On kindness and decisiveness

Mike Fisher reminds us how important it is for leaders to be excellent listeners in Listen or Speak. This part particularly resonated because it’s a misconception about me that I’ve had to deal with my entire career:

Just because we speak softly doesn’t mean we act with hesitancy or indecisiveness. We can be a strong leader, setting the example, and making the tough decisions all the while communicating in a manner that keeps the conversation going and open to other people’s inputs.

I believe strongly in acting people-first as a leader, and I’ve found that when I’ve gone through interviews and/or job changes in the past there is a very common worldview that equates kindness with indecisiveness. It always takes a little while for people to realize that just because I believe we make better and more successful products when we treat each other well and truly listen to everyone’s input, it doesn’t mean I don’t know how to make decisions.

I haven’t quite been able to put my finger on why this misconception exists in the corporate world, but my current hypothesis is that collaboration gets confused with consensus, and there is a fear that “speaking softly” will result in a consensus culture where decisions take forever to be made. With that part—the dangers of consensus cultures—I do agree with. Consensus cultures often produce watered down, unexciting products. Products where endless rounds of give-and-take have worn down the original idea to a shadow of what it once was. Consensus cultures also wear down the teams working on the product, because no one really gets what they want, they just get some of it.

So I always try to make the point that I prefer collaboration over consensus. In collaboration cultures people understand that even though everyone gets a voice, not everyone gets to decide. People are able to voice their opinions and argue (kindly!) for how they believe things should be done. But it certainly doesn’t mean that everyone has to agree with every decision. That seems to help—so if you find yourself in a similar situation, give that framing a try!
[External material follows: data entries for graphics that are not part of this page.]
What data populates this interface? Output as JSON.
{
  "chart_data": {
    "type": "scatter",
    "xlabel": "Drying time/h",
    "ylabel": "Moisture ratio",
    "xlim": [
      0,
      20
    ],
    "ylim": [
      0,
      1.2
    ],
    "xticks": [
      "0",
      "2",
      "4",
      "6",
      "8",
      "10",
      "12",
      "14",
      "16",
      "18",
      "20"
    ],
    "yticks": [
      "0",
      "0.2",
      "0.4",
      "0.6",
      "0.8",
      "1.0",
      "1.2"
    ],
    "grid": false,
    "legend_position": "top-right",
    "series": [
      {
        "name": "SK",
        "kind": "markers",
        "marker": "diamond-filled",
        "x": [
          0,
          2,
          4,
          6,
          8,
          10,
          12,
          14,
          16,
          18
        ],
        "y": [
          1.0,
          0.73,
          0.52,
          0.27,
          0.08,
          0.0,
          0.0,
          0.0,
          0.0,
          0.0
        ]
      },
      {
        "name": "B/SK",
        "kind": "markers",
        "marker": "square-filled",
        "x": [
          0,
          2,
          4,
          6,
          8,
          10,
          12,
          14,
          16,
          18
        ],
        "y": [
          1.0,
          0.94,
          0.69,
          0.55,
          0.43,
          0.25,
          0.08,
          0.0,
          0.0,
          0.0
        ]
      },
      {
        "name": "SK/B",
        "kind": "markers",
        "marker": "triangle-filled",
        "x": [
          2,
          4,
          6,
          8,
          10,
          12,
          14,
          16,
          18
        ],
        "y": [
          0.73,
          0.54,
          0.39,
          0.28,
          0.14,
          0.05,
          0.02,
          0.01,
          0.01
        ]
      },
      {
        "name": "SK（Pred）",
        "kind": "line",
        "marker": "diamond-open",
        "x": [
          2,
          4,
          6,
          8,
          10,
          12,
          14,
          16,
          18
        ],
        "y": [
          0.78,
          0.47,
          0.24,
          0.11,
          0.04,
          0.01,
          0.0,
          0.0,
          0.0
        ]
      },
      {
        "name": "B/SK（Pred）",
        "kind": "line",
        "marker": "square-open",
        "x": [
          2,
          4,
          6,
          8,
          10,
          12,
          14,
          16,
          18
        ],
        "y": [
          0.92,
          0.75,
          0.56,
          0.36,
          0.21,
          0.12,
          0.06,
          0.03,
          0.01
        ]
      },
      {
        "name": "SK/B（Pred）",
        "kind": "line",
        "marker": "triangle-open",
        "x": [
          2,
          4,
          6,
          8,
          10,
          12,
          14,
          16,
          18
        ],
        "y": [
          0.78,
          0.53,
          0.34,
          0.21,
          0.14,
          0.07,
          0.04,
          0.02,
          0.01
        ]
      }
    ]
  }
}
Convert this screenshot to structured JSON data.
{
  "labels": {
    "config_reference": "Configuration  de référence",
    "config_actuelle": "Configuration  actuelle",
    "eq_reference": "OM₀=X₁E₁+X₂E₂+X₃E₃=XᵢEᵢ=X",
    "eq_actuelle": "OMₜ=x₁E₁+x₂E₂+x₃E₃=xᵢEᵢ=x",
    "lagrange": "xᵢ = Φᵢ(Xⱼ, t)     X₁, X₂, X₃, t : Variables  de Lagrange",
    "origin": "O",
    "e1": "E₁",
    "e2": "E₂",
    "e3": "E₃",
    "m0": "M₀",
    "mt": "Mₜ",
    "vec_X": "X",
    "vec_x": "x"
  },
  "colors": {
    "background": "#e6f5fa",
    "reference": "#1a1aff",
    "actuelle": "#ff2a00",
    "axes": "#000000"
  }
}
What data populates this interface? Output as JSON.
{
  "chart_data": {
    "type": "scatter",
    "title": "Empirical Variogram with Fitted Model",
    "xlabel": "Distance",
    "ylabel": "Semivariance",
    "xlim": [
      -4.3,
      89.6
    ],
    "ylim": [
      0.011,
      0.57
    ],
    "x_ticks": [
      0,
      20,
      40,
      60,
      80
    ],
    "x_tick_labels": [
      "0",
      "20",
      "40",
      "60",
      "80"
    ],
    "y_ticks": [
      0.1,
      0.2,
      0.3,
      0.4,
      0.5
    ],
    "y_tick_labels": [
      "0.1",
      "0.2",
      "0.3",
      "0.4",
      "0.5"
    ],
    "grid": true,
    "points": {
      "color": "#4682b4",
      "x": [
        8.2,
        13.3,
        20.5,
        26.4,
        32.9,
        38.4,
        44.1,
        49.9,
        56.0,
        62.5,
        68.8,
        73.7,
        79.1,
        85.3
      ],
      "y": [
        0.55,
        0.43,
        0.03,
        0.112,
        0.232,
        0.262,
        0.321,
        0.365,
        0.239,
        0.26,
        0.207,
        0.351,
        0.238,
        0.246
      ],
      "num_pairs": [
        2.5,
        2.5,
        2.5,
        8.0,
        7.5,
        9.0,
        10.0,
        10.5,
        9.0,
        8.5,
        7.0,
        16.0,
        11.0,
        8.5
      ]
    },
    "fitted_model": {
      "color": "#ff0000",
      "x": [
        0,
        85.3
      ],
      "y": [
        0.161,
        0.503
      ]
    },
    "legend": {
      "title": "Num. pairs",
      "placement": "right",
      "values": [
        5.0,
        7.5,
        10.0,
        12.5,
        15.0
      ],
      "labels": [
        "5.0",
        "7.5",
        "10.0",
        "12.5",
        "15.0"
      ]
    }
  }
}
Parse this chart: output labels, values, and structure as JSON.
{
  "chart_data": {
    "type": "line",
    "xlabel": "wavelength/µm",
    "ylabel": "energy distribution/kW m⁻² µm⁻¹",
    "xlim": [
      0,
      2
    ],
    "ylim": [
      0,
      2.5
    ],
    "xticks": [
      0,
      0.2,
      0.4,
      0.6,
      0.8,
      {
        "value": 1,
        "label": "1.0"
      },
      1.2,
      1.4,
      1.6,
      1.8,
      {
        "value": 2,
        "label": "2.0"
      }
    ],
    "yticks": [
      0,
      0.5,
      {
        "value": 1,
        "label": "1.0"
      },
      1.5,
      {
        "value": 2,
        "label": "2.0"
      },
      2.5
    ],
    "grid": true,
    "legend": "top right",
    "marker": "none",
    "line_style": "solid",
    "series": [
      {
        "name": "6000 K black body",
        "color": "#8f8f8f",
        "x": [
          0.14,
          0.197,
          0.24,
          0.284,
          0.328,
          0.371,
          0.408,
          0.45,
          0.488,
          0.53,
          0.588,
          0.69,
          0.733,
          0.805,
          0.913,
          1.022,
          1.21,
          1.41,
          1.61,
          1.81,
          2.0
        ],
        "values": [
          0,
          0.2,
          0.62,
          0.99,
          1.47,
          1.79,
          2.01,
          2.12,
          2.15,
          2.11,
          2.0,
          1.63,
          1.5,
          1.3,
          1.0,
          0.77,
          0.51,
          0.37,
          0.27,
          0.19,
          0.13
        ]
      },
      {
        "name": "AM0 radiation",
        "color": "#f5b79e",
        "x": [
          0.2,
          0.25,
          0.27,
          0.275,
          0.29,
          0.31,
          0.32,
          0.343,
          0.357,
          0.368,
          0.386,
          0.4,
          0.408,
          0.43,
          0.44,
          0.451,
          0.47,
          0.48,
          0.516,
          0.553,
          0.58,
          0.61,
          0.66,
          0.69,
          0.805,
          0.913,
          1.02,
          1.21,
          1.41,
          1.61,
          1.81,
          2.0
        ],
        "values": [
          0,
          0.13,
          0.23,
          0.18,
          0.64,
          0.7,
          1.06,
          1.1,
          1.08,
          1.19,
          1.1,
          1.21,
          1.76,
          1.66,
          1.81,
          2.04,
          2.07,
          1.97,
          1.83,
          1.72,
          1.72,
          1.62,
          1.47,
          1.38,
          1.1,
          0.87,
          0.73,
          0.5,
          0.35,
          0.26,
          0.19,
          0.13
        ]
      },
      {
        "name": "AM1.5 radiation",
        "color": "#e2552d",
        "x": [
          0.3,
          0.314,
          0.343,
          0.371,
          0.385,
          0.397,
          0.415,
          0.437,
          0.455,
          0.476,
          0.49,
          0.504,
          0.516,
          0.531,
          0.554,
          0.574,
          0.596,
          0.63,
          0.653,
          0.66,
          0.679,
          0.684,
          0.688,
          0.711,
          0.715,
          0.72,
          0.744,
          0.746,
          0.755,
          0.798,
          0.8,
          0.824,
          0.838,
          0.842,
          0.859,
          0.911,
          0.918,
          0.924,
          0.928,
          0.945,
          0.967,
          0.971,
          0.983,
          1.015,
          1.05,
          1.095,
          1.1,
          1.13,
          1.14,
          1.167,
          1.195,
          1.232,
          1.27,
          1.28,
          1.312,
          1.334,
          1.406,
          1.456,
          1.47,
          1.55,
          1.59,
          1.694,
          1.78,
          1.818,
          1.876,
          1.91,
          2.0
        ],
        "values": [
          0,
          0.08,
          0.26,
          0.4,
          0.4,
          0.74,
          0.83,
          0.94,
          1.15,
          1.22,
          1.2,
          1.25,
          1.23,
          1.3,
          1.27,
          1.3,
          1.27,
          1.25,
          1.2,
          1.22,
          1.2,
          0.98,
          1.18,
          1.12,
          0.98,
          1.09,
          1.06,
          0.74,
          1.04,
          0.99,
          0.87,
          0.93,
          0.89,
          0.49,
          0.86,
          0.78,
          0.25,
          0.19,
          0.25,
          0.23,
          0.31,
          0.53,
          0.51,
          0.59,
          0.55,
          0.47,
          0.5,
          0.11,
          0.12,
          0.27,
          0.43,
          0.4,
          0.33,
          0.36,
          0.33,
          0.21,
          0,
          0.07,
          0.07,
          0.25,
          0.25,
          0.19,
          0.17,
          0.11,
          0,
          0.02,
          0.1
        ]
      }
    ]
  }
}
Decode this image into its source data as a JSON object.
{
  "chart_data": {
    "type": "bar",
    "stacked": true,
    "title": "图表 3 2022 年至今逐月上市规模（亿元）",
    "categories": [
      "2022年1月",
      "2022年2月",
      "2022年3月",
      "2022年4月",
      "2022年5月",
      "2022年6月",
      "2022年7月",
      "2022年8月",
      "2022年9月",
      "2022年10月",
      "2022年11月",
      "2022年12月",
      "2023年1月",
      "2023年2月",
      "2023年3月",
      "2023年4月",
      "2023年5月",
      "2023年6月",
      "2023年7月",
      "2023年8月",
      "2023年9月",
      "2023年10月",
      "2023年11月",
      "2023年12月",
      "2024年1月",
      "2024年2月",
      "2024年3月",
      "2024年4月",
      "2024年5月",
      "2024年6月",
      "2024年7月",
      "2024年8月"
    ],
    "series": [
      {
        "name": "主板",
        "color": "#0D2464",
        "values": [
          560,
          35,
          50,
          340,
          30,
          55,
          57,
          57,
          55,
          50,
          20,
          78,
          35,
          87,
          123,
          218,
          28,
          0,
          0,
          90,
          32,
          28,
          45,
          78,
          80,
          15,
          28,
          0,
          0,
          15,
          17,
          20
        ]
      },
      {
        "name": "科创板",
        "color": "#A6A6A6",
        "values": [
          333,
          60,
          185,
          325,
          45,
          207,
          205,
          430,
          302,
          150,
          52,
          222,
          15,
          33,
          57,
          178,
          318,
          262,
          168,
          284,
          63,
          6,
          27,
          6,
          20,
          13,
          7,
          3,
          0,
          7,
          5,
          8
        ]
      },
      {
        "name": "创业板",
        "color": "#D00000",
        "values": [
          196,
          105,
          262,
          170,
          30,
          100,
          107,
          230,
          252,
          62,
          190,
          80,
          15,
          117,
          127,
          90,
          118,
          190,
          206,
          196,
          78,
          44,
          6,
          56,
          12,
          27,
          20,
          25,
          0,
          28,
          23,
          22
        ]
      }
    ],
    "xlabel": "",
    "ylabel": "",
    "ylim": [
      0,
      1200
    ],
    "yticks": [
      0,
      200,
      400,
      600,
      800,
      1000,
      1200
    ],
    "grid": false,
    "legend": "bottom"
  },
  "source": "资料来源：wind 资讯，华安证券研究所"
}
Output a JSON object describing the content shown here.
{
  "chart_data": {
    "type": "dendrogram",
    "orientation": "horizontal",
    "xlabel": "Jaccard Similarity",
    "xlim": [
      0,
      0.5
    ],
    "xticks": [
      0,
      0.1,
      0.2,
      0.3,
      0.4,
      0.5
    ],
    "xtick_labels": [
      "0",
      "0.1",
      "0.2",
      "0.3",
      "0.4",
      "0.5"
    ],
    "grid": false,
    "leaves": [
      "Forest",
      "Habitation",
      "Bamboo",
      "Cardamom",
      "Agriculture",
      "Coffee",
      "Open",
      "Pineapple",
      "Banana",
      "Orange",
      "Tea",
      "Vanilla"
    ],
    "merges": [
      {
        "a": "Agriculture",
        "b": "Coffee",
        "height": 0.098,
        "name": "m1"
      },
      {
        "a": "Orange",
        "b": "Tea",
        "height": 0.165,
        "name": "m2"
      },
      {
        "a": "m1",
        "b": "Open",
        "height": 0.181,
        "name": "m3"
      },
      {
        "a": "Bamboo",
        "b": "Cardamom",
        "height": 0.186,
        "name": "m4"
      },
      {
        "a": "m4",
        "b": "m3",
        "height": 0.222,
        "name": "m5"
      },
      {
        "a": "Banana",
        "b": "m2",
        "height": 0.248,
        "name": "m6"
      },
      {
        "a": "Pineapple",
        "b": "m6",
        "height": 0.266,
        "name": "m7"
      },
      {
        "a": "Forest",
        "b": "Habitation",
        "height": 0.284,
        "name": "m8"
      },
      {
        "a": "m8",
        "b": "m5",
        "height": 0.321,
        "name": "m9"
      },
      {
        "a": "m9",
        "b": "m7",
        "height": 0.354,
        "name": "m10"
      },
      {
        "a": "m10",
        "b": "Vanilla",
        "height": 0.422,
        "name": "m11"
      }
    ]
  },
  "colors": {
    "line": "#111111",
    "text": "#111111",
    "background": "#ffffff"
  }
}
Since this is something I have felt in my own career, it’s also something I try to be cognizant of in my dealings with those around me. Just because someone doesn’t dominate the conversation (see the “babble hypothesis”, which states that those who talk the most tend to emerge as group leaders), or refuses to engage in combative conversations, it doesn’t mean that their viewpoints and opinions are weak or invalid. In fact, the opposite is likely true.